Espoo-based Nokia sells PMR networking equipment that uses the Tetra standard. Tetra is short for Terrestrial Trunked Radio and uses lower frequencies than consumer mobile networks allowing high levels of geographic coverage for a given number of transmitters. This also makes it highly tolerant of local failures. However, the system currently trades these advantages off against a much lower user density per cell.

EADS, which though German is now based in Amsterdam, Holland, is in the PMR market with a different technology, namely Tetrapol, which despite the similarity in name is fundamentally different from Tetra in that it uses frequency division multiplexing (FDMA) rather than time-division (TDMA). A spokesperson for EADS said that though Tetra and Tetrapol are mutually exclusive technologies today, interoperability is technically possible and we plan to develop that capability.

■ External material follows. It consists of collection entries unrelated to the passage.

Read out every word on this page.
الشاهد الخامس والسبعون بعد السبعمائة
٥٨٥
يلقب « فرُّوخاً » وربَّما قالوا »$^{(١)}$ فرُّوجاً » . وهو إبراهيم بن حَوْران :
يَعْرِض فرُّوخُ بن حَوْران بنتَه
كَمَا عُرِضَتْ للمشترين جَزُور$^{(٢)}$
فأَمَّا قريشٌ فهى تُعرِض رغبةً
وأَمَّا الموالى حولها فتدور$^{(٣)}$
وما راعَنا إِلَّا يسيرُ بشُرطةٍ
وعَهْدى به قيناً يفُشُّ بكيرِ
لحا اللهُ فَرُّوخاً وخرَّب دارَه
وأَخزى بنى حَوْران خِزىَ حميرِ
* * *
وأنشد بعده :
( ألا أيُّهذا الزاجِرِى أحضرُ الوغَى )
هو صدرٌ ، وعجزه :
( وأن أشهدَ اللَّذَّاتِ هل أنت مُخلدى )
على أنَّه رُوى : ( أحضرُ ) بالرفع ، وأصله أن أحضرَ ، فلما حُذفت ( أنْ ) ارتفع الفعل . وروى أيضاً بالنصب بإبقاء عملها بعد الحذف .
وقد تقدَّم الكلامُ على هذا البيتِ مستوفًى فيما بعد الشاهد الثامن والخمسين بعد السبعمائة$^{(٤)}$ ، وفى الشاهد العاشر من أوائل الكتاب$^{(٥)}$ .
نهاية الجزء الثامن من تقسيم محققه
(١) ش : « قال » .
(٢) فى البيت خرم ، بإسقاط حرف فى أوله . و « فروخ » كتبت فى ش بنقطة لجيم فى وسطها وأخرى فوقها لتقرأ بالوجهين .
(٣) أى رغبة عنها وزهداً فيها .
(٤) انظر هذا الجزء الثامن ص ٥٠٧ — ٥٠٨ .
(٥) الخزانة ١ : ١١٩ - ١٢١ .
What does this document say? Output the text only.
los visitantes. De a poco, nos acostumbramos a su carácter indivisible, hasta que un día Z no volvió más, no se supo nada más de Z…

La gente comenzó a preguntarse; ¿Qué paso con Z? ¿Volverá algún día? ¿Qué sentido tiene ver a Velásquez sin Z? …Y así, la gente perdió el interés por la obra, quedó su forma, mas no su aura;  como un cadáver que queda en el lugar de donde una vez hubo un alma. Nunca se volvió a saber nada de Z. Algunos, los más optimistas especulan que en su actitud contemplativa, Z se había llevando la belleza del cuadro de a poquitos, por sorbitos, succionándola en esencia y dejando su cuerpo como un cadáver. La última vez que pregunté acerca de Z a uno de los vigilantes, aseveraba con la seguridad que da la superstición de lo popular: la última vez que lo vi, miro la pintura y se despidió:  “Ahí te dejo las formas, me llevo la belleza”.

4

A Nokia spokesperson said the company was exiting the PMR market to concentrate on commercial mobile telephony.

Other sector sources suggested that it may have decided that the investment in migrating its circuit-switched Tetra offering to a packet-switched one, which would enable it to carry data as well as voice, was not a justifiable one.

Nokia announced plans to data-enable its Tetra base stations in October last year, but may now have had a rethink. We made that investment about two years ago, said Jeppe Jepsen, EMEA business relations director for the government and enterprise business at Motorola, which alongside Nokia is the largest player in Tetra.